The Advisory Committee on Capitol Area Security held an open meeting recently to hear views on whether holders of a permit to carry should be allowed to bring their gun to the Capitol.
I testified at those hearings and spoke in favor of banning guns, as well as screening by metal detector, to ensure that the only guns in the Capitol will be in the hands of State Patrol officers.
Some of the gun owners who spoke in favor of the status quo (now, any gun owner with a permit to carry need only notify the Public Safety Commissioner that they intend to carry their gun into the Capitol) argued that they need a gun for protection. The logic is that guns are needed for protection even though the odds of an incident are so small as to be infinitesimal.
This small potential for violence is the same argument invoked by gun advocates to insist that no changes are needed. Still, it could happen and gun owners don't want to be caught unprepared.
The same logic can be used to argue for a metal detector and screening. After all, anything is possible, if not likely.
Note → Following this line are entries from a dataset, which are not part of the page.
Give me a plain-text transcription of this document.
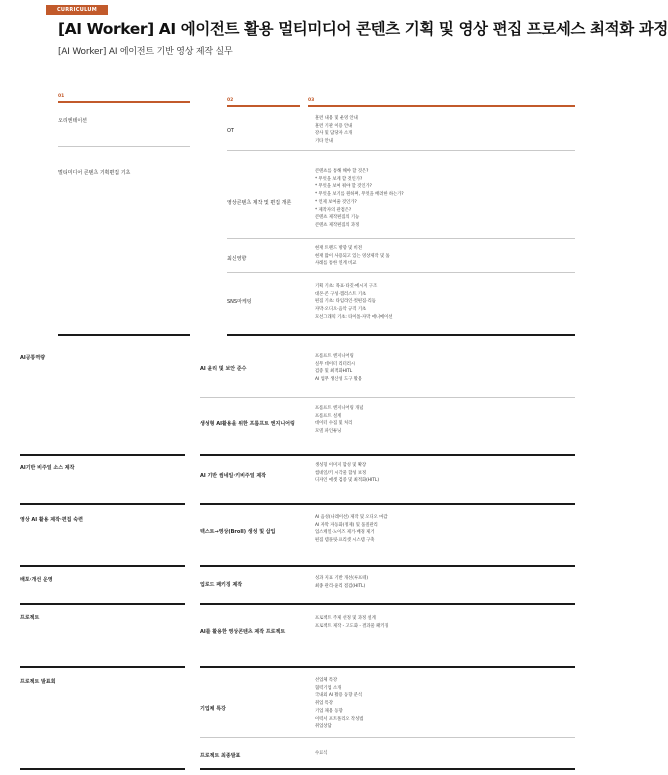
CURRICULUM
[AI Worker] AI 에이전트 활용 멀티미디어 콘텐츠 기획 및 영상 편집 프로세스 최적화 과정
[AI Worker] AI 에이전트 기반 영상 제작 실무
01
02	03
오리엔테이션
멀티미디어 콘텐츠 기획편집 기초
OT
훈련 내용 및 운영 안내
훈련 기관 이용 안내
강사 및 담당자 소개
기타 안내
영상콘텐츠 제작 및 편집 개론
콘텐츠를 통해 해야 할 것은?
* 무엇을 보게 할 것인가?
* 무엇을 보여 줘야 할 것인가?
* 무엇을 보기를 원하며, 무엇을 배려한 하는가?
* 언제 보여줄 것인가?
* 제작자의 관점은?
콘텐츠 제작편집의 기능
콘텐츠 제작편집의 과정
최신영향
현재 트렌드 방향 및 비전
현재 많이 사용되고 있는 영상제작 및 툴
사례를 통한 연계 비교
SNS마케팅
기획 기초: 목표·타깃·메시지 구조
대본·콘 구성·캡러스트 기초
편집 기초: 타임라인·컷편집·리듬
자막·오디오·음악 규격 기초
모션그래픽 기초: 타이틀·자막 애니메이션
AI공통역량
AI기반 비주얼 소스 제작
영상 AI 활용 제작·편집 숙련
배포·개선 운영
프로젝트
프로젝트 발표회
AI 윤리 및 보안 준수
프롬프트 엔지니어링
실무 데이터 리터러시
검증 및 최적화HITL
AI 업무 생산성 도구 활용
생성형 AI활용을 위한 프롬프트 엔지니어링
프롬프트 엔지니어링 개념
프롬프트 설계
데이터 수집 및 처리
모델 파인튜닝
AI 기반 썸네일·키비주얼 제작
생성형 이미지 합성 및 확장
썸네일/키 시각물 합성 보정
디자인 애셋 검증 및 최적화(HITL)
텍스트→영상(Broll) 생성 및 삽입
AI 음성(나레이션) 제작 및 오디오 마감
AI 자막 자동화(정제) 및 품질관리
업스케일·노이즈 제거·배경 제거
편집 템플릿·프리셋 시스템 구축
업로드 패키징 제작
성과 지표 기반 개선(루프테)
최종 관리·윤리 점검(HITL)
AI를 활용한 영상콘텐츠 제작 프로젝트
프로젝트 주제 선정 및 과정 설계
프로젝트 제작 - 고도화 - 결과물 패키징
기업체 특강
선업체 특강
협력기업 소개
국내외 AI 활용 동향 분석
취업 특강
기업 채용 동향
이력서 포트폴리오 작성법
취업상담
프로젝트 최종발표	수료식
If illegal guns can't get into the Capitol, no matter how minuscule the potential for that, wouldn't we all be better off?
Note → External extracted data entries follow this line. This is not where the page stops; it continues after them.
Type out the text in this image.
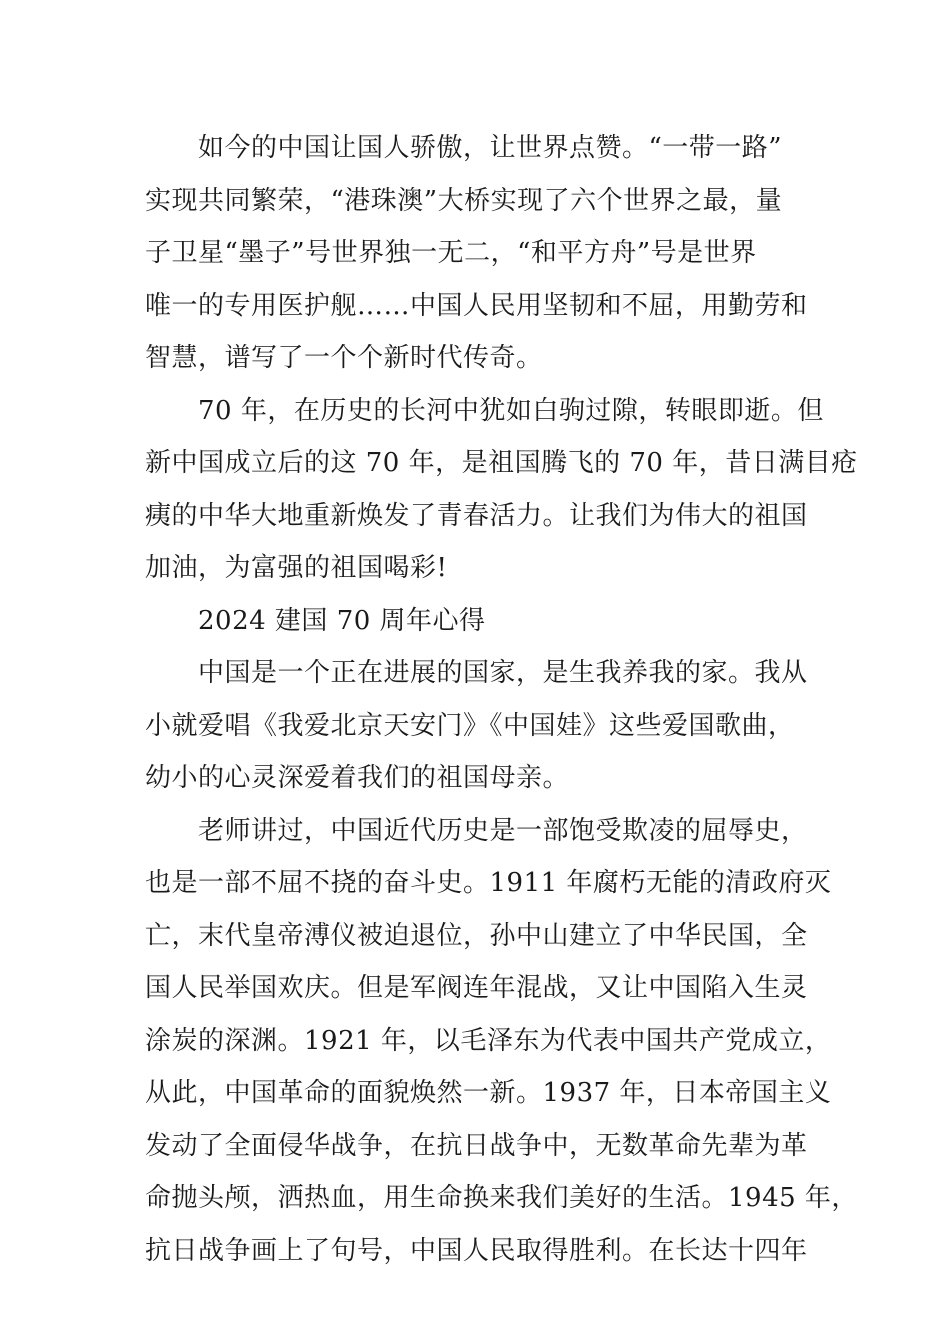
如今的中国让国人骄傲，让世界点赞。“一带一路”
实现共同繁荣，“港珠澳”大桥实现了六个世界之最，量
子卫星“墨子”号世界独一无二，“和平方舟”号是世界
唯一的专用医护舰……中国人民用坚韧和不屈，用勤劳和
智慧，谱写了一个个新时代传奇。
70 年，在历史的长河中犹如白驹过隙，转眼即逝。但
新中国成立后的这 70 年，是祖国腾飞的 70 年，昔日满目疮
痍的中华大地重新焕发了青春活力。让我们为伟大的祖国
加油，为富强的祖国喝彩!
2024 建国 70 周年心得
中国是一个正在进展的国家，是生我养我的家。我从
小就爱唱《我爱北京天安门》《中国娃》这些爱国歌曲，
幼小的心灵深爱着我们的祖国母亲。
老师讲过，中国近代历史是一部饱受欺凌的屈辱史，
也是一部不屈不挠的奋斗史。1911 年腐朽无能的清政府灭
亡，末代皇帝溥仪被迫退位，孙中山建立了中华民国，全
国人民举国欢庆。但是军阀连年混战，又让中国陷入生灵
涂炭的深渊。1921 年，以毛泽东为代表中国共产党成立，
从此，中国革命的面貌焕然一新。1937 年，日本帝国主义
发动了全面侵华战争，在抗日战争中，无数革命先辈为革
命抛头颅，洒热血，用生命换来我们美好的生活。1945 年，
抗日战争画上了句号，中国人民取得胜利。在长达十四年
Ten years ago, no one at the Government Center thought anything would happen there. But the impossible was more than possible. A court appointed conservator was shot and killed, her attorney wounded.
As a court-appointed guardian and conservator, I appreciate the "inconvenience" of a security check, including a metal detector, when I go to probate court hearings. Being shot is far more inconvenient than passing through a metal detector. And I don't need to wonder whether someone may be carrying a concealed weapon to a hearing that could be volatile.
There is no "chilling effect," even though the governor says that could happen if more security measures were introduced at the Capitol. If anything, knowing that you can go about your business without the risk of a concealed weapon being misused has a soothing effect.